Cloudflare's Weird Age Header.

Posted

I noticed something weird today:

% curl -I https://blog.benjojo.co.uk/rss.xml
HTTP/2 200
age: 99788
cache-control: public, max-age=1800
cf-cache-status: HIT
date: Fri, 18 Feb 2022 17:41:40 GMT
server: cloudflare
...

Do you see the oddity? Age is greater than Cache-Control’s max-age. According to RFC2616 that means that this resource is already expired. Let’s look at the “Summary of age calculation algorithm”.

apparent_age = max(0, response_time - date_value)
corrected_received_age = max(apparent_age, age_value)
response_delay = response_time - request_time
corrected_initial_age = corrected_received_age + response_delay
resident_time = now - response_time
current_age = corrected_initial_age + resident_time

Let’s fill in some variables and evaluate…

age_value = 101626
date_value = "2022-02-18 17:41:40"
now = "2022-02-18 17:41:41"
request_time = "2022-02-18 17:41:39"
response_time = "2022-02-18 17:41:41"

apparent_age = max(0, "2022-02-18 17:41:41" - "2022-02-18 17:41:40") # 1
corrected_received_age = max(1, 101626) # 101626
response_delay = "2022-02-18 17:41:41" - "2022-02-18 17:41:39" # 2
corrected_initial_age = 101626 + 2 # 101628
resident_time = "2022-02-18 17:41:41" - "2022-02-18 17:41:41" # 0
current_age = 101628 + 0 # 101628

I’ll save you the math for calculating freshness but it boils down to current_age <= max_age AKA 101628 <= 1800 == false # STALE.

This means that Cloudflare is serving resources that are already stale! Now this isn’t much of a problem, the customer may have configured Cloudflare to cache for an extended period of time, ignoring the original headers. However in that case Cloudflare should probably “spoof” the headers to reflect reality. In this case this the best option is likely updating the Cache-Control header to suggest that the response still has a little life left in it. Or just set max-age=0 to indicate that it needs to be revalidated, I think this option would preserve the current behaviour while being less confusing.

One explanation is that the origin is down. The Age header is over 28h old, so it does seem unlikely that this was an intentional cache period. In this case they may be using something like a s-stale-if-error extension to indicate that the cache may use expired entries if the origin is down.

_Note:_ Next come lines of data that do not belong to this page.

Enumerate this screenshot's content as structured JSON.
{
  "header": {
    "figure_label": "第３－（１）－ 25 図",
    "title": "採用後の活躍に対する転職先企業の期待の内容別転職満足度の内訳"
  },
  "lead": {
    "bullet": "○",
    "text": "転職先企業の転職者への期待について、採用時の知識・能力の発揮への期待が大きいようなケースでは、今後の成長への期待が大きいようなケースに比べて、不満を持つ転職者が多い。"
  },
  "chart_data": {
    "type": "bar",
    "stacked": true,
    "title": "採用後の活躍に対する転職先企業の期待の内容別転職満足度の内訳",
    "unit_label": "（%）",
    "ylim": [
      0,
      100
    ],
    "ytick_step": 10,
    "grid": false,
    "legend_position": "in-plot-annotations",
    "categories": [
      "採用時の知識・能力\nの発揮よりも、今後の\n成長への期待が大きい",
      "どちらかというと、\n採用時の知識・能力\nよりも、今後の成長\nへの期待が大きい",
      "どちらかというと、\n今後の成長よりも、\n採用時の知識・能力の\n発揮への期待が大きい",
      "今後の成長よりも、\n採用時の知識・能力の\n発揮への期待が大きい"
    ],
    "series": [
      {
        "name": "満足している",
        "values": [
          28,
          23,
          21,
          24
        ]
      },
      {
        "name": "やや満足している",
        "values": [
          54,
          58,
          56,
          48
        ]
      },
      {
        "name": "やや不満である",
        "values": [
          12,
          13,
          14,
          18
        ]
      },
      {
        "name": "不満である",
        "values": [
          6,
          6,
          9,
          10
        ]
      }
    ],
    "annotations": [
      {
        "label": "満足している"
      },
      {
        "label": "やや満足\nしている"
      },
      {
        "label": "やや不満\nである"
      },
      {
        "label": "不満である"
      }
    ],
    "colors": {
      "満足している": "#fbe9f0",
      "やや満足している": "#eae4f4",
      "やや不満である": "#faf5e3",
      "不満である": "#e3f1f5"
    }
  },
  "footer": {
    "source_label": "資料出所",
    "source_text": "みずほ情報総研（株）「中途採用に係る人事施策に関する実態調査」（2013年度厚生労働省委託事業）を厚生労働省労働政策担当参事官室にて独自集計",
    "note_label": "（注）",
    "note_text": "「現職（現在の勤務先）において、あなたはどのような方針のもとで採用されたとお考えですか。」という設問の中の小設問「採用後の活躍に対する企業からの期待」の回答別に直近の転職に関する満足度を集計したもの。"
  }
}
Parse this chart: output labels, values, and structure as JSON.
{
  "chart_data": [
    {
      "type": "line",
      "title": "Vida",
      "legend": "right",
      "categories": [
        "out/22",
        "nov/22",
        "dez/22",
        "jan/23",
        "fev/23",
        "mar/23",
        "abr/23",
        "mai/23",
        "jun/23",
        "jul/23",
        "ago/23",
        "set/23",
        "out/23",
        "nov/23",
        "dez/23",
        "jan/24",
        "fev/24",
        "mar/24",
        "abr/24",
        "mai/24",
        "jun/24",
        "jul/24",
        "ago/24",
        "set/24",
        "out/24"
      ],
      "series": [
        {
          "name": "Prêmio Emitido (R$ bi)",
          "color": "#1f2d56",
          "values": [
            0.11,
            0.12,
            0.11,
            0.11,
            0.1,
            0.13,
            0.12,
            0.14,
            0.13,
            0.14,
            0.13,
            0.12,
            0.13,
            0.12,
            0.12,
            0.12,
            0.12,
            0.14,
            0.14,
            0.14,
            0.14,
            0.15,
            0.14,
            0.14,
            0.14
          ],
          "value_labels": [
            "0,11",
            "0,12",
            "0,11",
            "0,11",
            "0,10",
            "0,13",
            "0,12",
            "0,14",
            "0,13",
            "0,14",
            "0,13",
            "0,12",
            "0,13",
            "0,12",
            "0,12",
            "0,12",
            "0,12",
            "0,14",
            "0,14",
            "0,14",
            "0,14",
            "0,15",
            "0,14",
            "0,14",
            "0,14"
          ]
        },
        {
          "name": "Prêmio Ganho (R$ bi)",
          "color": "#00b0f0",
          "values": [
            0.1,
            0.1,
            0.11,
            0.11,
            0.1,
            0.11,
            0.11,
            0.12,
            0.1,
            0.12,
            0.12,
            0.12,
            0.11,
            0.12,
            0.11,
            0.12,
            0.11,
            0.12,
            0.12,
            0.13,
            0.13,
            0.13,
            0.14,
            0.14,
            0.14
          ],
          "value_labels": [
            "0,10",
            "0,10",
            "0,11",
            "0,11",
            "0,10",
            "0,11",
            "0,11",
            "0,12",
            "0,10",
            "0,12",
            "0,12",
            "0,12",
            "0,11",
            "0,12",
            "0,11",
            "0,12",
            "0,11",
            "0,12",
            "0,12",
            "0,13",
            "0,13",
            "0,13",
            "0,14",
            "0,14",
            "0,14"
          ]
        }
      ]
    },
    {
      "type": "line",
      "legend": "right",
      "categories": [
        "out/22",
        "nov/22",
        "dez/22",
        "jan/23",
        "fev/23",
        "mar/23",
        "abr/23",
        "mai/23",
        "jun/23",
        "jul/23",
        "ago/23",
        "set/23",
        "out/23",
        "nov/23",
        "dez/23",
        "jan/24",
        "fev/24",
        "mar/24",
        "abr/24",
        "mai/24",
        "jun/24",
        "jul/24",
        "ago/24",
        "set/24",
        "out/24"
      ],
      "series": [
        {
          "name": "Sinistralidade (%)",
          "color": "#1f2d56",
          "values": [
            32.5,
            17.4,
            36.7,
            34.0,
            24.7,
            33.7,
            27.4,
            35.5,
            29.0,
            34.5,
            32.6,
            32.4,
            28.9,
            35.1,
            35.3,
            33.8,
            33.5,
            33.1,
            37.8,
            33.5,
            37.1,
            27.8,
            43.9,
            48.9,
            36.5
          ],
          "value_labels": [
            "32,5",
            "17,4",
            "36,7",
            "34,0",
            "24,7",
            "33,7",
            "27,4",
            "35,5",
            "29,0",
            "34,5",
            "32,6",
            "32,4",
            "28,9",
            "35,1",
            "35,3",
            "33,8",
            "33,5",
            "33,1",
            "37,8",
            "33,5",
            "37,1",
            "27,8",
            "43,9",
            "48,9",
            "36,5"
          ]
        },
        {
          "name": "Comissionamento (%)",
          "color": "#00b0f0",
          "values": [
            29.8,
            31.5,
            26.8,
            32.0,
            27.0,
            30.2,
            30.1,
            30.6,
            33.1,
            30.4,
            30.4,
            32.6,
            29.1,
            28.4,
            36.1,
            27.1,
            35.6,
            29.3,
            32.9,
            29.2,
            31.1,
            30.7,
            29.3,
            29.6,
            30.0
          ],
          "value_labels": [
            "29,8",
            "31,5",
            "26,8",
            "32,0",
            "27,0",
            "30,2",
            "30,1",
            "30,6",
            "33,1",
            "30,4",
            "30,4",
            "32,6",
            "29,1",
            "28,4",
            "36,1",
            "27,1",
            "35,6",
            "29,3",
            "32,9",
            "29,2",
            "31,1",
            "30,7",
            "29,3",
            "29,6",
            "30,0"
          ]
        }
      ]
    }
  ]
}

Another possible explanation is that Cloudflare revalidated the cache entry, however in this case the Age header should be reset to the time of validation.

I don’t think this is a major problem, the only downside I can think of is that it will lead to clients constantly contacting Cloudflare to revalidate, which may not have been the original intention. However it certainly did pique my curiosity.